There's very little about "Summer Catch" that isn't thoroughly predictable, from its setup to its saccharine, unearned happy ending, essentially the last act in the reliable boy-gets-girl, boy-loses-girl, boy-gets-girl plot construction. Ryan, a pleasant but unremarkable local striver back home after screwing up scholarship opportunities at Boston College and another school, gets another shot at baseball glory with a berth on the A's.

The team's coach (Brian Dennehy) is crusty but goodhearted, a requirement of movies like this. And, yes, as a matter of fact, the players are a motley crew, beginning with catcher Billy Brubaker, the class clown, played by Matthew Lillard, a co-conspirator with Prinze in two bad 1999 movies. Eric Van Leemer (Corey Pearson) is the showy, arrogant kid in the crowd, constantly bragging about his standing offer from the Dodgers.
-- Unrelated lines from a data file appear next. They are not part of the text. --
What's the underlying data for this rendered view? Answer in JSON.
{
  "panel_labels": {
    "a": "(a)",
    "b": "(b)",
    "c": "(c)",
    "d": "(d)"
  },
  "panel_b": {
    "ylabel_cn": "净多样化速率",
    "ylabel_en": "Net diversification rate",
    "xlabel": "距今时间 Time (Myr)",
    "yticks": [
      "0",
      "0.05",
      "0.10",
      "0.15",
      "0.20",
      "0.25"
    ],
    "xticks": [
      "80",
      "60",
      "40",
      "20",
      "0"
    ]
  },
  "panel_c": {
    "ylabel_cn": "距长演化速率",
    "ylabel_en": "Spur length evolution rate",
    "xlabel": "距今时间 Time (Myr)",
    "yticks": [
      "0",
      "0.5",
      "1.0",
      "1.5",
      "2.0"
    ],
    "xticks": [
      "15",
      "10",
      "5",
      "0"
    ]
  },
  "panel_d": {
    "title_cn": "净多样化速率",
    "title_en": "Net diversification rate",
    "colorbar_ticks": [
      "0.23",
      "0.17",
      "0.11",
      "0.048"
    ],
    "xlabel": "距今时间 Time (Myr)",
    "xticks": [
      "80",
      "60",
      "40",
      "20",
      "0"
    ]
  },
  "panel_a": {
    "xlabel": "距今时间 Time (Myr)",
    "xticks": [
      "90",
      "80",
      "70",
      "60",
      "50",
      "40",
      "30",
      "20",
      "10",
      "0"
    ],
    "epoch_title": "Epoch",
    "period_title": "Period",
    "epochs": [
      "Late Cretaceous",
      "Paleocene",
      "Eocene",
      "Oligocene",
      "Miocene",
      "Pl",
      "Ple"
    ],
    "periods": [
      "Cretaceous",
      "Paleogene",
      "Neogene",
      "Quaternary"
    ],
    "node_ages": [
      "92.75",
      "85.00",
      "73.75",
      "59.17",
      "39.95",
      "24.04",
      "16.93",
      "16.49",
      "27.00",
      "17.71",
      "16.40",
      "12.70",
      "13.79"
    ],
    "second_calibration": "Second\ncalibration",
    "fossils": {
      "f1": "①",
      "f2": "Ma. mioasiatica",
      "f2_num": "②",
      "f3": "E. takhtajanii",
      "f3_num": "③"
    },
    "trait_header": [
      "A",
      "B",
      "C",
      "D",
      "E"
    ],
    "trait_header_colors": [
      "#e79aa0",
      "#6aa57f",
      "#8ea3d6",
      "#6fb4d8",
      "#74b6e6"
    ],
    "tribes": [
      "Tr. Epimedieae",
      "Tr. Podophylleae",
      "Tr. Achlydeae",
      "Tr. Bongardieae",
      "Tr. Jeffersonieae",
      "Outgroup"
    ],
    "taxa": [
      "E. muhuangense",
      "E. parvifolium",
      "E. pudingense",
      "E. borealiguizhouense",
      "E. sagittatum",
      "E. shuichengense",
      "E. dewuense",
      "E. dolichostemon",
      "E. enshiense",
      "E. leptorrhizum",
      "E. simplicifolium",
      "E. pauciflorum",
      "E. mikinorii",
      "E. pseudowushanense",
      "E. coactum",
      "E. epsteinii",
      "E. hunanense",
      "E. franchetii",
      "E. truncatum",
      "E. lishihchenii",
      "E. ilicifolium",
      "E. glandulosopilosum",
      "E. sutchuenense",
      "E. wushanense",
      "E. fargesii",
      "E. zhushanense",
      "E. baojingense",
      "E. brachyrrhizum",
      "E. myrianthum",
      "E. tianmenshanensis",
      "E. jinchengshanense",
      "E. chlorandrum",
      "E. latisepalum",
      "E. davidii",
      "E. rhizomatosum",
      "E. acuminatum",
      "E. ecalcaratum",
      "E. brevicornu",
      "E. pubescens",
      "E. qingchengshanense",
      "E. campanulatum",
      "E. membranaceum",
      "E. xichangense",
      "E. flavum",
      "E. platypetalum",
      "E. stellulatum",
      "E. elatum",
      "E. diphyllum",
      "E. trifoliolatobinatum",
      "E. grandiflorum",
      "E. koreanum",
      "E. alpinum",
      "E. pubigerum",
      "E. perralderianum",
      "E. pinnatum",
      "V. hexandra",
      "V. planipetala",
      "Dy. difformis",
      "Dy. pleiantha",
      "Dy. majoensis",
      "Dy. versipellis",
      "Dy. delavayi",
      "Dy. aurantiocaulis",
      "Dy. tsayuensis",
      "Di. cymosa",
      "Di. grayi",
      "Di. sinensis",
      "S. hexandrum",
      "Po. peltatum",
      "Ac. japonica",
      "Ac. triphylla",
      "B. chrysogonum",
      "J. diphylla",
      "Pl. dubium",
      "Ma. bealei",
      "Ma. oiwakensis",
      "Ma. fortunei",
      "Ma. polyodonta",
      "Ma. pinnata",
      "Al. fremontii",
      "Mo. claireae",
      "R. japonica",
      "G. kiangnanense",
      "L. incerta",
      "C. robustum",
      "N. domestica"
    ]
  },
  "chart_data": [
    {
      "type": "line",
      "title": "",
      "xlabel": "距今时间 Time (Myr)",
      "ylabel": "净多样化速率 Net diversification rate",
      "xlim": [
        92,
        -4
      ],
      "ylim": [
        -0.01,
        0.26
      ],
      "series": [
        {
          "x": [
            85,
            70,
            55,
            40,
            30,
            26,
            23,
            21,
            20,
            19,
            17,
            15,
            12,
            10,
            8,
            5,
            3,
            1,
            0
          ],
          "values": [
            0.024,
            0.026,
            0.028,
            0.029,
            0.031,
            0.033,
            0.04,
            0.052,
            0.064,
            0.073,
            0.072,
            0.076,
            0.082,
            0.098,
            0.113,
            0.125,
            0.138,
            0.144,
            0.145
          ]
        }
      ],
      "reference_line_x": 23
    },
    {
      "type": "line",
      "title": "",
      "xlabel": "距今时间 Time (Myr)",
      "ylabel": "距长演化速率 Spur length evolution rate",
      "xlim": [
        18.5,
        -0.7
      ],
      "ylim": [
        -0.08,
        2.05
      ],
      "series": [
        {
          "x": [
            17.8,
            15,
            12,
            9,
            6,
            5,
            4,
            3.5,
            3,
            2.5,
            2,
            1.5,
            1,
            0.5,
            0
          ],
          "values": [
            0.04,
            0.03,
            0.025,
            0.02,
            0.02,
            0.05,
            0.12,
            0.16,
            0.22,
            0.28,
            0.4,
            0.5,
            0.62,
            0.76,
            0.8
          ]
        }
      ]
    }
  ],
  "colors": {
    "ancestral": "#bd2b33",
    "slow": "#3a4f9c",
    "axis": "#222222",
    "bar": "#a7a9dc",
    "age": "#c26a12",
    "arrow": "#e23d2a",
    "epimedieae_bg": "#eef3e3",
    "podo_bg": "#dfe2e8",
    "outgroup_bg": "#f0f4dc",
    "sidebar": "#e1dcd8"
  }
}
Mickey "Domo" Dominguez (Wilmer Valderrama) is the token shy virgin, regularly avoiding the sexual come-ons of the older woman (an uncredited Beverly D'Angelo) who has opened her home to the players.

Our would-be hero has other distractions to deal with, too, including the attentions of sexy town tart Dede Mulligan, an expert in the art of pouring a beer without using her hands; the anger of Tenley's preppy dad (Bruce Davison); and the true-blue friendship of a couple of Chatham knuckleheads. Hey, sports fans, Curt Gowdy plays himself. Did we mention that Ryan gets the girl?